Arguments Heard in HIAS v. Trump Appeal
By Sharon Samber, HIAS.org
Oct 28, 2020
(Eric Kruszewski/HIAS)
HIAS argued in federal court on Oct. 27 that an injunction against President Trump's executive order giving states and local governments the power to refuse the resettlement of refugees should remain in effect.
HIAS and other resettlement agencies sued the Trump administration last year, hoping to block the executive order from taking effect. On Jan. 15, a federal district-court judge in Maryland granted an injunction in the case, HIAS v. Trump, that halted the order. The administration is now appealing that ruling, hoping to restore an unprecedented grant of power to state and local officials to essentially veto resettlement in their jurisdiction.
In remote oral arguments before a three-judge panel of the U.S. Court of Appeals for the Fourth Circuit, Justin Cox of the International Refugee Assistance Project argued on Tuesday on behalf of HIAS, Church World Service, and Lutheran Immigration and Refugee Service. He told the judges that Trump's executive order violates the intent of the Refugee Act of 1980, which calls for a national system of refugee resettlement.
Cox argued that there are numerous other reasons that the court could strike down the executive order. One reason could be its failure to account for state and local balance. There are many places for conflicts, he noted, as states and local officials may not be in agreement over accepting refugees. Some counties may also have leaders who are not elected, creating further complications.
“It’s plain that no one thought through how this would actually work on the ground,” Cox said.
In his January decision, federal district judge Peter Messitte stated that the executive order is likely unlawful as it "grants [states and localities] veto power" and that this “flies in the face of clear Congressional intent, as expressed in the legislative history of the statute.” In enjoining the order, he called for refugee resettlement to “go forward as it developed for the almost 40 years before Executive Order 13888 was announced."
The federal government argued that the order gives states a voice in the process rather than a veto. Amanda Mundell of the U.S. Department of Justice insisted the State Department, not state or local governments, makes the ultimate decision on where a refugee should be placed.
But there has been a pattern of government lawyers arguing in court that Trump's executive orders don't mean what they say, U.S. Circuit Judge Pamela Harris charged.
“The government comes into court and tries to pretend that these executive orders don't mean anything," Harris said. "I feel like we're not talking about the actual executive order we have in front of us."

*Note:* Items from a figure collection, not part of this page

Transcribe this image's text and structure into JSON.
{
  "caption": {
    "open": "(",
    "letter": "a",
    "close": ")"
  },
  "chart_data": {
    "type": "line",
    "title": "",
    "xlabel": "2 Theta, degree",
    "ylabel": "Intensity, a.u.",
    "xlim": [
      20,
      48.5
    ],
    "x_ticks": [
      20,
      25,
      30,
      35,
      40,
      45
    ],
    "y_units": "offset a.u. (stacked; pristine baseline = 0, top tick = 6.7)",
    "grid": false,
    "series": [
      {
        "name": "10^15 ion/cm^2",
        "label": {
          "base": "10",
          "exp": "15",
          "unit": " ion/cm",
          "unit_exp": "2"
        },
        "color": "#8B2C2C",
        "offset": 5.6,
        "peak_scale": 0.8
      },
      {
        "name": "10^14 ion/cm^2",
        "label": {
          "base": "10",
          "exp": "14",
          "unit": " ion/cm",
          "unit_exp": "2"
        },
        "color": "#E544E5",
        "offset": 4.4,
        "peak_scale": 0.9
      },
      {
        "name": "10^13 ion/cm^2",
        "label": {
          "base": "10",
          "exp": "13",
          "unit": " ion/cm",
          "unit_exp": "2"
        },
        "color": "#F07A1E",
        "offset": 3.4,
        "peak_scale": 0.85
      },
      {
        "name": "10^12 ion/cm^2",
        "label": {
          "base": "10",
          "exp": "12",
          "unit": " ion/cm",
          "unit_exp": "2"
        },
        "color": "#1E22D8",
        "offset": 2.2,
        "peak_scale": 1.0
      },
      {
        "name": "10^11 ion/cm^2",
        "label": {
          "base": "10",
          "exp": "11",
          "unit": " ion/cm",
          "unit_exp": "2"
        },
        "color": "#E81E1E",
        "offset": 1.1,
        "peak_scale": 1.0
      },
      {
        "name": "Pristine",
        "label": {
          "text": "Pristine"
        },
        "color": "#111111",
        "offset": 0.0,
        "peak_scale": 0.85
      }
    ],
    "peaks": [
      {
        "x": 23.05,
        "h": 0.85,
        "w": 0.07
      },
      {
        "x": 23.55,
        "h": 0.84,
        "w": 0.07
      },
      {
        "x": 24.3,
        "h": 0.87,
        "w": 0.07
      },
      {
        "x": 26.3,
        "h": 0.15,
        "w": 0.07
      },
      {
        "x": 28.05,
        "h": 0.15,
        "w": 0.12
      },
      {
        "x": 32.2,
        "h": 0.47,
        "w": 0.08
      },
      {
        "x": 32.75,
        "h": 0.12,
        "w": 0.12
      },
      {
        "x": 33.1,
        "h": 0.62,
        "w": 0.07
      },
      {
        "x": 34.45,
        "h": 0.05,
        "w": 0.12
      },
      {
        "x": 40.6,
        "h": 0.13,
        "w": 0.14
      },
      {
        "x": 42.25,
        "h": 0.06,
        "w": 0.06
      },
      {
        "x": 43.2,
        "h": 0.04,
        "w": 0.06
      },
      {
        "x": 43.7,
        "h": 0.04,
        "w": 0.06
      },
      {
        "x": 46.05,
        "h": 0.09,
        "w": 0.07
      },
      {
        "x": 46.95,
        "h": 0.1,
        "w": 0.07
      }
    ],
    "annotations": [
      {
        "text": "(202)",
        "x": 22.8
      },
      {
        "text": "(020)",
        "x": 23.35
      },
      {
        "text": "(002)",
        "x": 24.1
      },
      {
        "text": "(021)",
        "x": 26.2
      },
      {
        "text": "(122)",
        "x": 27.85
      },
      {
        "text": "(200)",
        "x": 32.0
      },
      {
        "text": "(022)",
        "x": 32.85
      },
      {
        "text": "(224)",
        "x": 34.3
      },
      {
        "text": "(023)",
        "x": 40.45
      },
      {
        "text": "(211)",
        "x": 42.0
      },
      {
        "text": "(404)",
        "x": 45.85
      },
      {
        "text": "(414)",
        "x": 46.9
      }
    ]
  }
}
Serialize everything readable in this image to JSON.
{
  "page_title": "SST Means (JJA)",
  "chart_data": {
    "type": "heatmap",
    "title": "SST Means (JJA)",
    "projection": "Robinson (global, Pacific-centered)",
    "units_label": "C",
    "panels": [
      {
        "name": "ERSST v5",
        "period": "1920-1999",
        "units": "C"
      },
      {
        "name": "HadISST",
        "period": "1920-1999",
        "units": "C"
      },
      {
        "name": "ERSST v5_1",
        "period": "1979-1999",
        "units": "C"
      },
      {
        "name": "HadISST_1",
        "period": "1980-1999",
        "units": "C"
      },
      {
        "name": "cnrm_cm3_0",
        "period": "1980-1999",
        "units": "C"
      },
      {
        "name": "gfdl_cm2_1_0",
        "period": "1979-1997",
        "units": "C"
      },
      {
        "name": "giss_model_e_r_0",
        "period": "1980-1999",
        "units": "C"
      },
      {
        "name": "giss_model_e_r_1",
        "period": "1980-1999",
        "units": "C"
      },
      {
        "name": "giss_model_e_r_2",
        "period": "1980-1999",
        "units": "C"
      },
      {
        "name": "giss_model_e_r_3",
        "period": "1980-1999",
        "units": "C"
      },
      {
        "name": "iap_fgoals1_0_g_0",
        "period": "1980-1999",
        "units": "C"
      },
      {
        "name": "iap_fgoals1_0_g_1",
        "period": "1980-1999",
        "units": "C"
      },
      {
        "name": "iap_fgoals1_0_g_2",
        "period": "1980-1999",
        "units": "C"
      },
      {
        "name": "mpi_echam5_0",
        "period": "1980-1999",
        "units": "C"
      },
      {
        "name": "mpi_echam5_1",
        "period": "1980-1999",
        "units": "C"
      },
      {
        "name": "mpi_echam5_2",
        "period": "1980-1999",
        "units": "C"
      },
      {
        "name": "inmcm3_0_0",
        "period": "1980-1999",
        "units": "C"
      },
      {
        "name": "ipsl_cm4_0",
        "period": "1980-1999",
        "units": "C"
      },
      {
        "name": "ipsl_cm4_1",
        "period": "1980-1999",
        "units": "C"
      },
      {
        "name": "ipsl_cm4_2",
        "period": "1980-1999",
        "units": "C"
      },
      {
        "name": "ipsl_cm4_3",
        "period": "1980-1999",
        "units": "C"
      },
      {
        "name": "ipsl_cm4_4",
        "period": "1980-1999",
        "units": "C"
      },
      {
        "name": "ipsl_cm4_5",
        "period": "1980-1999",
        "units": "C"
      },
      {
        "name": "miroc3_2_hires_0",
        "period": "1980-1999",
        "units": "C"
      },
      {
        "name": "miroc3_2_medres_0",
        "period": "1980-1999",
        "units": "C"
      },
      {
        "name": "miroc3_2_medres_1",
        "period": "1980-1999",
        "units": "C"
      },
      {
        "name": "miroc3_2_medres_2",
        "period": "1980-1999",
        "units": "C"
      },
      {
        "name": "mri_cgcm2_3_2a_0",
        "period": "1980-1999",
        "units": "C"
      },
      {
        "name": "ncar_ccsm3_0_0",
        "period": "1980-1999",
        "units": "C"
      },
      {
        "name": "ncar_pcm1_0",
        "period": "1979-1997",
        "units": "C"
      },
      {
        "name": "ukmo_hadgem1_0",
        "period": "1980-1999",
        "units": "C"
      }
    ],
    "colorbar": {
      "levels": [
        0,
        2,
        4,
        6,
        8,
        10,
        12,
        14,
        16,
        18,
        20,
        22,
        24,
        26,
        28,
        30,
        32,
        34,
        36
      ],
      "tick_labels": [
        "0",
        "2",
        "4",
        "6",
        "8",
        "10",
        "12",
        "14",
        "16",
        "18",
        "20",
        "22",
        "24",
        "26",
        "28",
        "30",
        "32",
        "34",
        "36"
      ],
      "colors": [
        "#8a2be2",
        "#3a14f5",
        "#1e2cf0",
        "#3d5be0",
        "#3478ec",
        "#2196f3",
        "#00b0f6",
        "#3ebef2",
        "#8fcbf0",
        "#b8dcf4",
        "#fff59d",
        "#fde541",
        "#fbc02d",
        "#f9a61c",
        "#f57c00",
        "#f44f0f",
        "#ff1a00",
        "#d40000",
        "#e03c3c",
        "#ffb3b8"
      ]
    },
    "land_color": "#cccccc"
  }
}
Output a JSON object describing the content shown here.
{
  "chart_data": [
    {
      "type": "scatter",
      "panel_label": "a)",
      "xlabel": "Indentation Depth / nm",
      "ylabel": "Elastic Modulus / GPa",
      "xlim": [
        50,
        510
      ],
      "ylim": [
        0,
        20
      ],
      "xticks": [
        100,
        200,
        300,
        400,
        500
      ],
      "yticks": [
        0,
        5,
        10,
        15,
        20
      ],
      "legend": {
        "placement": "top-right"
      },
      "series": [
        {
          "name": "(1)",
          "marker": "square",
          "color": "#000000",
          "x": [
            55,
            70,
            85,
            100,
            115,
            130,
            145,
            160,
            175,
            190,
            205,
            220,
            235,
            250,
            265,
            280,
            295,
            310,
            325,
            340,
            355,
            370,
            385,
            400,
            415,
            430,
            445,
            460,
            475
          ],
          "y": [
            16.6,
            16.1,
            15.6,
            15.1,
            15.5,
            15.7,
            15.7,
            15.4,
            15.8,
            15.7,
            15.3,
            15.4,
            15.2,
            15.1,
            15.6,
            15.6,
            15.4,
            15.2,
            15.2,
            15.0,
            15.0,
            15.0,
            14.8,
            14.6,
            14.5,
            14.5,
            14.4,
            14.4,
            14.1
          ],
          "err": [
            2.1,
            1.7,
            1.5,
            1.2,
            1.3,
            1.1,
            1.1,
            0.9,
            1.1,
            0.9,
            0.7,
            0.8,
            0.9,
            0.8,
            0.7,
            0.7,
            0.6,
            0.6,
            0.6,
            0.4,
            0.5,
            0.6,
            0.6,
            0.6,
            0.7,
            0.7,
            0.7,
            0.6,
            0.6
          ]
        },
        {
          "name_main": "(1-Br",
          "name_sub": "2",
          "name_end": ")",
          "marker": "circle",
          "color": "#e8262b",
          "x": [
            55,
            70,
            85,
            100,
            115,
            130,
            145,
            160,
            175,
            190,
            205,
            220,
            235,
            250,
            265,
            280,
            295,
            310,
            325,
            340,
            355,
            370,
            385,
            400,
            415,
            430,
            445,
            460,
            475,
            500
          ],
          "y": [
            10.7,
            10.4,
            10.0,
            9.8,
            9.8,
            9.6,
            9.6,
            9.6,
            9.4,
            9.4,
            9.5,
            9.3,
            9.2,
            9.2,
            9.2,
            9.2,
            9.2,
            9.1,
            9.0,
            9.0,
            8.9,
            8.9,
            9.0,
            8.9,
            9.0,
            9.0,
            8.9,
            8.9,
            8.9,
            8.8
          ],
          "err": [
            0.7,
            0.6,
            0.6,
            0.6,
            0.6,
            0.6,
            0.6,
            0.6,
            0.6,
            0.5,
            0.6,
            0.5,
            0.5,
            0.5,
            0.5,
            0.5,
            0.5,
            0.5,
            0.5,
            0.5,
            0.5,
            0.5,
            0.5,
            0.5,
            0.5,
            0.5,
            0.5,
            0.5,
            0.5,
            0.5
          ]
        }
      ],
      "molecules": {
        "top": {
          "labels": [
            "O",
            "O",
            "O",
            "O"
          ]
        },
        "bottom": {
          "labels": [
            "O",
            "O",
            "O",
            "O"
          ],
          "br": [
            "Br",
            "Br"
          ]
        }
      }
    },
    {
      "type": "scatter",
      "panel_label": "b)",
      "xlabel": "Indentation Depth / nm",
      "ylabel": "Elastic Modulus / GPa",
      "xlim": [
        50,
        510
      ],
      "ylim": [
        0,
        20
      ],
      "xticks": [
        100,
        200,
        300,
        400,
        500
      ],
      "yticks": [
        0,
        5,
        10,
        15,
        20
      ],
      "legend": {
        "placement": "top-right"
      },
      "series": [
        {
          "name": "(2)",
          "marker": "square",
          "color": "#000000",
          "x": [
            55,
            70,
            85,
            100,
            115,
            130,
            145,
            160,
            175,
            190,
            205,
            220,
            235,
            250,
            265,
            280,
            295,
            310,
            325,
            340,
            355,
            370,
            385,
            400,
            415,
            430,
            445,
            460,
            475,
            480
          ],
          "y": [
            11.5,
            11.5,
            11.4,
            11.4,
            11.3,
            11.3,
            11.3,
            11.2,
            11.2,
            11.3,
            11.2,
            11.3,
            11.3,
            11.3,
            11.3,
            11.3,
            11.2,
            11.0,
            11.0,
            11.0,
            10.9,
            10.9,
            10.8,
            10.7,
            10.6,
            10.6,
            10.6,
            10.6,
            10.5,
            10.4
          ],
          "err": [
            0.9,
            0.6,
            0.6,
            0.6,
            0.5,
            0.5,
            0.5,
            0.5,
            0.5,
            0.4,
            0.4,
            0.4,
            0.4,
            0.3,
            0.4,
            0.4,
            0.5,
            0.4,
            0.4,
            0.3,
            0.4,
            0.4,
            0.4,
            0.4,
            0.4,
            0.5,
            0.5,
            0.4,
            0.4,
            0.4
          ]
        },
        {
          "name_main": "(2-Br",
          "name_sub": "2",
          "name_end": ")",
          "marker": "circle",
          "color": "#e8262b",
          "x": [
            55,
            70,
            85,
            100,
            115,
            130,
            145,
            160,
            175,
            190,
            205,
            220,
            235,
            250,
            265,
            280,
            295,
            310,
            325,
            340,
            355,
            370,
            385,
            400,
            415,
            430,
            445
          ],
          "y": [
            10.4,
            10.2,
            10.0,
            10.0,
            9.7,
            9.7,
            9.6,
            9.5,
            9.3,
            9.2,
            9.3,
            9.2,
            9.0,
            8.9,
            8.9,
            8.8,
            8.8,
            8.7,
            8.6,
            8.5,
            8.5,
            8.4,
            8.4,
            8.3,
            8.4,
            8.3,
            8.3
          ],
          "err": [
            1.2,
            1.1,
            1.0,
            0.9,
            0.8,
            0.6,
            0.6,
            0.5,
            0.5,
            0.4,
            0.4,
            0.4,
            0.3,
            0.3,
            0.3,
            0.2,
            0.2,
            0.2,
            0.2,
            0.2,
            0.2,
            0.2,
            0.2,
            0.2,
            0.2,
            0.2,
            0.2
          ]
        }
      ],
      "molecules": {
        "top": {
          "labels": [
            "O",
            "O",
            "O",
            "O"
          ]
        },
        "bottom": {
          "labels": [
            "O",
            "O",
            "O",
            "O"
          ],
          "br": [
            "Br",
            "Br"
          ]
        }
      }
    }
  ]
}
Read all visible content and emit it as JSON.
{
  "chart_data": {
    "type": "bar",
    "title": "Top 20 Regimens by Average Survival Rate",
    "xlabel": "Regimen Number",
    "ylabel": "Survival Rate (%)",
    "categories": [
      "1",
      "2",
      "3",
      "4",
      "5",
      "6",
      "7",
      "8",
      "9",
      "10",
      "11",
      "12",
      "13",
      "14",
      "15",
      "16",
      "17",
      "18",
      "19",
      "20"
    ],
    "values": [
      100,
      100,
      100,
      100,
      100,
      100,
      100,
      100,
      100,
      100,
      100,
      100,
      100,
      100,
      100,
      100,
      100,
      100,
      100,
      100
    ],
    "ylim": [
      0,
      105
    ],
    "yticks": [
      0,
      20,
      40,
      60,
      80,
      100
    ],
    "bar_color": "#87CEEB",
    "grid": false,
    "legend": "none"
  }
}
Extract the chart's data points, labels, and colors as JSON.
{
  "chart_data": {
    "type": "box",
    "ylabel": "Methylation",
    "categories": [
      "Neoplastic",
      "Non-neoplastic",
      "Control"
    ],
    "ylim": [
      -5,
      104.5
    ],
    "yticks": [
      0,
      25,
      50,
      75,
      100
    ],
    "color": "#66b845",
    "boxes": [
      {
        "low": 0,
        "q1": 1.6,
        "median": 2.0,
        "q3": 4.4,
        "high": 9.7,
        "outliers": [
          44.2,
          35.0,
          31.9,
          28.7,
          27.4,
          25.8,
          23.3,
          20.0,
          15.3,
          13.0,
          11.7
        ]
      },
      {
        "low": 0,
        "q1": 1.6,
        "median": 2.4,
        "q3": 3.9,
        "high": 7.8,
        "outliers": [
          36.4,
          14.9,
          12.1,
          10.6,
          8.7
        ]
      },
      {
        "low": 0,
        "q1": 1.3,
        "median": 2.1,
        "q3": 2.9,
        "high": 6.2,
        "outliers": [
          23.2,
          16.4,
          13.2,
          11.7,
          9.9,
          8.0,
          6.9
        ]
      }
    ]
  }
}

People choose the language in an executive order with great care, Harris continued later. “It’s not written the way you are defending it,” she said. “We will just have to agree to disagree.”
U.S. Circuit Judge Barbara Milano Keenan also found fault with much of the government’s argument, calling the order an “edict without consequences.” She said implementing the order would create a chaotic situation because it contains no structure or procedures for carrying out its terms. “It’s so impractical,” Keenan said.
Even prior to the injunction, the premise of the administration’s order — to allow states and localities to stop refugees from resettling in their areas — had proven unsuccessful, with the overwhelming majority of both Republican and Democratic governors and county officials across the country voicing their continuing commitment to welcoming refugees.
HIAS President and CEO Mark Hetfield said at the time of the district court ruling that the Trump administration was wrong to attempt a state-by-state refugee ban.
The appeals court decision is expected soon. Whichever side is unsuccessful will be able to appeal the decision to the full circuit court or directly to the Supreme Court.